I asked a question about how hardware calibration works. The answer provided was this:
These hardware calibration devices work by running a piece of software on the computer that displays a series of colors and gray levels. By placing the spyder reading device on the computer monitor, it is able to "see" what the computer is displaying. By taking a series of measurements, a profile of the total system including video drivers and monitor quirks can be assessed. Once this profile is built, it is usually loaded into the OS so that the monitor then displays calibrated image colors.
The question is: how does the calibration of my monitor affect the viewing of my photos on other monitors?
My line of thought is, since I am editing the photo to a true color calibration (vs. what I think is correct according to my monitor without calibration), the end users monitor will (hopefully) display the picture more accurately then what it would look like if I did it without hardware calibration. Is my line of thought correct? Am I missing something?
Answer
The only sensible thing you can do is to calibrate your monitor and work your images with respect to how they are intended to be displayed.
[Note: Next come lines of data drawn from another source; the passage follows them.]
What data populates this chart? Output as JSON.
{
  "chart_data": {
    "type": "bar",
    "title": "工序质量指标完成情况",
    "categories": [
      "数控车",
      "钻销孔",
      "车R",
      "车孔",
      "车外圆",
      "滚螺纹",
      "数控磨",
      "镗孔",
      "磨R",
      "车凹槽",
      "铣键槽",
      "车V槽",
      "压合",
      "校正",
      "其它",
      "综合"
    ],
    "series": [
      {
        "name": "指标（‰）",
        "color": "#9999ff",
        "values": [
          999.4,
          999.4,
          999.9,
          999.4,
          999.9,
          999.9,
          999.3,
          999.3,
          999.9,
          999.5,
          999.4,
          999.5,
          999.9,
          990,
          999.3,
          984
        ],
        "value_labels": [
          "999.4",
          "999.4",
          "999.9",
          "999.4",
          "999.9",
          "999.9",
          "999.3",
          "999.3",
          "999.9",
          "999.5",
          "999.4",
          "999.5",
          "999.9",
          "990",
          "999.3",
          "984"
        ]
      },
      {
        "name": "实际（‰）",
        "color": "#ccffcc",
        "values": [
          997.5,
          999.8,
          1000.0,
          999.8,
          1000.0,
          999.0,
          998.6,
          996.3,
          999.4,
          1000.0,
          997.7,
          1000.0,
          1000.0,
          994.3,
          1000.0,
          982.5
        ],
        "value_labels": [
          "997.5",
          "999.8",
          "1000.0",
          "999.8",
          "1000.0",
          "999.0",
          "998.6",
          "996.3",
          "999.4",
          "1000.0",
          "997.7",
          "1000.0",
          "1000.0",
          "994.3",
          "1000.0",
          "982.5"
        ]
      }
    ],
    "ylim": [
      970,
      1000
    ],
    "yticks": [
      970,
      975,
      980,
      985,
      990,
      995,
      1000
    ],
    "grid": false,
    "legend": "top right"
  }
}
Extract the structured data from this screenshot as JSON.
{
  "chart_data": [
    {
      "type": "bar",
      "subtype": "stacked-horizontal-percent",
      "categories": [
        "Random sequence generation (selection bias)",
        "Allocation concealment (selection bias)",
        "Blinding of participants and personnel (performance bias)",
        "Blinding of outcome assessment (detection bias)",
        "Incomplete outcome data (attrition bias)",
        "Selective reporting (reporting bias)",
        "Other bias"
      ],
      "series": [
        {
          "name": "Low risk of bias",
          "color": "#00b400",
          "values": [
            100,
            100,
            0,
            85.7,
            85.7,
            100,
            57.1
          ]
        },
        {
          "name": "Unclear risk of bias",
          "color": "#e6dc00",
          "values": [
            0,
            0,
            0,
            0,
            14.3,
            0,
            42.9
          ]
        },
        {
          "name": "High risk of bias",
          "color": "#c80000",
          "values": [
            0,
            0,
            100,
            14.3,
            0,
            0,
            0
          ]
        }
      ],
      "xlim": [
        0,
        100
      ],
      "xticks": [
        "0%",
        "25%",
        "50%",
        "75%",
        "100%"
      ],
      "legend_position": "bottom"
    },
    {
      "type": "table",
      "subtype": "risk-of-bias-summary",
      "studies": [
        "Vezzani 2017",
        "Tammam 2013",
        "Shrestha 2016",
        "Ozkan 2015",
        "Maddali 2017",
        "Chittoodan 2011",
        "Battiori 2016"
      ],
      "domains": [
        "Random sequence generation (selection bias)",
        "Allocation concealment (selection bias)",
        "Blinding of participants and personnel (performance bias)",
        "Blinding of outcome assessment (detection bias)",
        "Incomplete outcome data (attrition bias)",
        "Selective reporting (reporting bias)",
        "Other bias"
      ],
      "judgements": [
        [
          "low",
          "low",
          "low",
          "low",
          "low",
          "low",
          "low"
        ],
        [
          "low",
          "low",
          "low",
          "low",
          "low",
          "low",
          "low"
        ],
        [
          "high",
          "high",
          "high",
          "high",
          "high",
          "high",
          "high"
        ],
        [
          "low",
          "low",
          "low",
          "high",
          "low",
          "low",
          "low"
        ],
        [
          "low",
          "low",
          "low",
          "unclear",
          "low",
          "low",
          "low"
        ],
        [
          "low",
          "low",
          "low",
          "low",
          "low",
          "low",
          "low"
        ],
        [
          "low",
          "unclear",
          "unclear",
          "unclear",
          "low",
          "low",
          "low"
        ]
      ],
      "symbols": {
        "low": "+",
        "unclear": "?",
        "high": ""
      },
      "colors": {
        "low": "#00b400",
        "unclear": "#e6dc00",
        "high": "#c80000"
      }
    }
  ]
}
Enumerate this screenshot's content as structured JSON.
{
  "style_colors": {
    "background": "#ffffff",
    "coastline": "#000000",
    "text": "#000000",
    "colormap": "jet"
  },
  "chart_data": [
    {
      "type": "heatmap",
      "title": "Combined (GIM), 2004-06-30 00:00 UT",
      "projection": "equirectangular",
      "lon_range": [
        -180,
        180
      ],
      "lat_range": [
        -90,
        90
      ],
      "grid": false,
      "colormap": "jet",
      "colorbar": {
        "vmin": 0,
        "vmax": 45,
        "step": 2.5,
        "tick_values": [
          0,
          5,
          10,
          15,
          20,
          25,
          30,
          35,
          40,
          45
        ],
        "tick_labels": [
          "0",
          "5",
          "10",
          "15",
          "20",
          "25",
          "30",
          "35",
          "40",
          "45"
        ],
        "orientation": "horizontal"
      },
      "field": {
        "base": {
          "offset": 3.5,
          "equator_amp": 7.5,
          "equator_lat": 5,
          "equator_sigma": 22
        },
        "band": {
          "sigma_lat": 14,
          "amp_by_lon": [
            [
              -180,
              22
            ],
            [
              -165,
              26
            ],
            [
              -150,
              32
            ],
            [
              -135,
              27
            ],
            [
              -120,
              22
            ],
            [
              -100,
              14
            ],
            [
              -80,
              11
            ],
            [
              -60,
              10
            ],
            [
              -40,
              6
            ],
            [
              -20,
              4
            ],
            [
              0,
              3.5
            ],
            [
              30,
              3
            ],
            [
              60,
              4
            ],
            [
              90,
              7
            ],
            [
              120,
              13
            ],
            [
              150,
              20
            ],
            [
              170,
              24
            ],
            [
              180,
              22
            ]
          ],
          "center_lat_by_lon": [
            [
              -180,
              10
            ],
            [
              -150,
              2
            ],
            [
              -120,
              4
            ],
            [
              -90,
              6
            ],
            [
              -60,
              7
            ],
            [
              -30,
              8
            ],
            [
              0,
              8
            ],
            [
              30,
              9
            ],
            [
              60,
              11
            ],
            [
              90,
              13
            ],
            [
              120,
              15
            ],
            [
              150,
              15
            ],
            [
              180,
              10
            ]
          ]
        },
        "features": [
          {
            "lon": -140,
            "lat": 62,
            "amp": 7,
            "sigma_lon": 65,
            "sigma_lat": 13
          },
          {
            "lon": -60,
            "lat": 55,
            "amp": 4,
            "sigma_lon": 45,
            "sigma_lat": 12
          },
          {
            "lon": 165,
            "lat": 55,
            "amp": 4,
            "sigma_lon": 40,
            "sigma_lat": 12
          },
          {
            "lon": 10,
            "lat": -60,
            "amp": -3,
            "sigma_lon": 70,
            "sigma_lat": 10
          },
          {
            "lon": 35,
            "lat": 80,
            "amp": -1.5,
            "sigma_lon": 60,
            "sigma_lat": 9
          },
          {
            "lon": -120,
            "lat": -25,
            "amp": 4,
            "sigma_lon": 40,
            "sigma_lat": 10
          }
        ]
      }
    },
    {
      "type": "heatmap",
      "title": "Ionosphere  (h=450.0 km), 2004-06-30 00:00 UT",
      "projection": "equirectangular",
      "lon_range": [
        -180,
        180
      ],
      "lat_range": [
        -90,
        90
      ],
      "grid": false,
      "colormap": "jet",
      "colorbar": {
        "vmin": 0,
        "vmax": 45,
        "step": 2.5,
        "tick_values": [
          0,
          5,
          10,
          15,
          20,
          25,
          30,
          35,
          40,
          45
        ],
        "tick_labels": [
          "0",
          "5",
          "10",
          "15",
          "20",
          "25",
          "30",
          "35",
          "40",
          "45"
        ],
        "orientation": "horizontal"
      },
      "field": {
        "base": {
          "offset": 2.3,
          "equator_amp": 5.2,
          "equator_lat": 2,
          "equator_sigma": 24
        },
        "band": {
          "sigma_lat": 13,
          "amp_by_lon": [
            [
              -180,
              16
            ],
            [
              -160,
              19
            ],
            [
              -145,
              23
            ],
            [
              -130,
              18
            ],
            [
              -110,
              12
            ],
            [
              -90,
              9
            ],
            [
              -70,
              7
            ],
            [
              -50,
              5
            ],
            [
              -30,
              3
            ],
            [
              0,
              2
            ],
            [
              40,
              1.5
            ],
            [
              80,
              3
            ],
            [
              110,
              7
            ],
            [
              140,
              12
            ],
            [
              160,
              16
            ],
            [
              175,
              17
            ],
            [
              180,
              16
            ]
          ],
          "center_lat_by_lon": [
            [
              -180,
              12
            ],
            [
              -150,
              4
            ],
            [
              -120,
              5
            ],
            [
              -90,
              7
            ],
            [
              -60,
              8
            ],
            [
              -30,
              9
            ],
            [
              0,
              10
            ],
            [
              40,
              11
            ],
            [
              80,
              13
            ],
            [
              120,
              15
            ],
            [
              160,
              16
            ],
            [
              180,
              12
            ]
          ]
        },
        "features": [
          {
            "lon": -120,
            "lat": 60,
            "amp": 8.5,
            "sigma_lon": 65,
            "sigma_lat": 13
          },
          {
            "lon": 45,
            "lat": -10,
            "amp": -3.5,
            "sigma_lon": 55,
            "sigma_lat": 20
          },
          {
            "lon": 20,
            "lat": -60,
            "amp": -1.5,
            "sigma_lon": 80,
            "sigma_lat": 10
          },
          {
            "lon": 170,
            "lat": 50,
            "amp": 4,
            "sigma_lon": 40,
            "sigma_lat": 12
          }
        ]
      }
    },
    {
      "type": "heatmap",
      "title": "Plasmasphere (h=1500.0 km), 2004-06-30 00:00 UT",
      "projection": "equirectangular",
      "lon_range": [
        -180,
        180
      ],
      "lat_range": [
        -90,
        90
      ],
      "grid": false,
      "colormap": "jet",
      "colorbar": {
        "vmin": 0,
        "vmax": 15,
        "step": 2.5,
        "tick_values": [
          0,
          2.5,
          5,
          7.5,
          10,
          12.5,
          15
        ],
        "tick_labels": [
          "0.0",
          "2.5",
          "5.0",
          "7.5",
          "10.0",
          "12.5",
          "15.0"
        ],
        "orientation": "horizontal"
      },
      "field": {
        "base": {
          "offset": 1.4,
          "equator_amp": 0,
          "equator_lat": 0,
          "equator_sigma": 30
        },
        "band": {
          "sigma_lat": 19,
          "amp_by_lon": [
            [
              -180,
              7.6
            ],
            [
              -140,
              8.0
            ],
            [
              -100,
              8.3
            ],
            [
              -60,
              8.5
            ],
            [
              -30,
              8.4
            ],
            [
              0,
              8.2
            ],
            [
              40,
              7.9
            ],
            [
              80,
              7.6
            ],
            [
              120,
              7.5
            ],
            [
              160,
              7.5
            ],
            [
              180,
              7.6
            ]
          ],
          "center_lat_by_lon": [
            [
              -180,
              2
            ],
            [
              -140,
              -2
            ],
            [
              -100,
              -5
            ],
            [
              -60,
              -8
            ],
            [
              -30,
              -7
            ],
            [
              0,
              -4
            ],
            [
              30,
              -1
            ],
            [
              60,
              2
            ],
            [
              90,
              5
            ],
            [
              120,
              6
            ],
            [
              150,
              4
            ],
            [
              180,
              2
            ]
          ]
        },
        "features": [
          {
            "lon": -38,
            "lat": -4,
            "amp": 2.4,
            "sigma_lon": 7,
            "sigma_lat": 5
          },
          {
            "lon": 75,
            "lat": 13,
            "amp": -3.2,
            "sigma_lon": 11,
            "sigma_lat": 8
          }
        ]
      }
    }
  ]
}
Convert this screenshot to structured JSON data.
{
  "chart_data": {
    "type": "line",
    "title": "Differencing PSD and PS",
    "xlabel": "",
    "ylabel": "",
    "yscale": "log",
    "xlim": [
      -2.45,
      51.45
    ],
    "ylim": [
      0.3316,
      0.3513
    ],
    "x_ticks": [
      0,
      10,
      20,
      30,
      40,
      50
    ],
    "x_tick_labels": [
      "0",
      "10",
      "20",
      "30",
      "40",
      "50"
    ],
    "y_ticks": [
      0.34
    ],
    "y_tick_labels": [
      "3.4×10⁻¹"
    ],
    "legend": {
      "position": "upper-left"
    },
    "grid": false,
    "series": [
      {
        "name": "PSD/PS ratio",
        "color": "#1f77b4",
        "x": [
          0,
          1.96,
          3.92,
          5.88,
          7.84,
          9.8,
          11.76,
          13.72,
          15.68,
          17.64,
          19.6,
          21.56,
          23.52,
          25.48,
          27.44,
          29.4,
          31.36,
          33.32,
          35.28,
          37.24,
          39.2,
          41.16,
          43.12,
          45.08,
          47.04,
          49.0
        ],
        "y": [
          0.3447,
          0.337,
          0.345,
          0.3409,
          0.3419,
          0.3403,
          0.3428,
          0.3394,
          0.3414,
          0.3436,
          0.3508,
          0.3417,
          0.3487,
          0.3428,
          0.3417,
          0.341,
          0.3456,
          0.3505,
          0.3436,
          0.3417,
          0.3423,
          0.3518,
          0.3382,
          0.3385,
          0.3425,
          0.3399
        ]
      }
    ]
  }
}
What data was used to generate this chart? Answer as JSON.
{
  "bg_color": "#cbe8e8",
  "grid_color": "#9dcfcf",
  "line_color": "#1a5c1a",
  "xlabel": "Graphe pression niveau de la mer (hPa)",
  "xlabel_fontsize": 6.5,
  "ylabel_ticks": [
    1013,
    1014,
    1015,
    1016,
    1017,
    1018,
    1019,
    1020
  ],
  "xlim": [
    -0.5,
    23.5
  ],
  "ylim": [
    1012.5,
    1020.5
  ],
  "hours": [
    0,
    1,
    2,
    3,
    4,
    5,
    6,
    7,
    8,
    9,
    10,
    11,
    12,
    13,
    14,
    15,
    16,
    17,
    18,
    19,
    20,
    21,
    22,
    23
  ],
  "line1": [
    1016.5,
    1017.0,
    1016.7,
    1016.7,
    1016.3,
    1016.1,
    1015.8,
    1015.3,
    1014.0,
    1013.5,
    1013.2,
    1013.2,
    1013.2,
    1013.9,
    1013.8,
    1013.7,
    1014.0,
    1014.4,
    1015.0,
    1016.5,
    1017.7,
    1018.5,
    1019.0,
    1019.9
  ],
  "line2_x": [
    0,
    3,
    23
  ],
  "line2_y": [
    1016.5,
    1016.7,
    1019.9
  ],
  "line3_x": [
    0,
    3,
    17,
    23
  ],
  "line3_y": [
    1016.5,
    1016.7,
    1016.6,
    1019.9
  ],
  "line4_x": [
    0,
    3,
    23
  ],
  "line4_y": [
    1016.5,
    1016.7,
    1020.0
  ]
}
The problem is that there is not one way for monitors to be miscalibrated. An uncalibrated monitor will simply give different colors. Different uncalibrated monitors are likely to give different colors and the magnitude of the difference will also differ from monitor to monitor. So, any time you change colors in your images, some people will see things more the way you intended and some people less. However, if you do it on a calibrated system, better more calibrated monitors will see something better.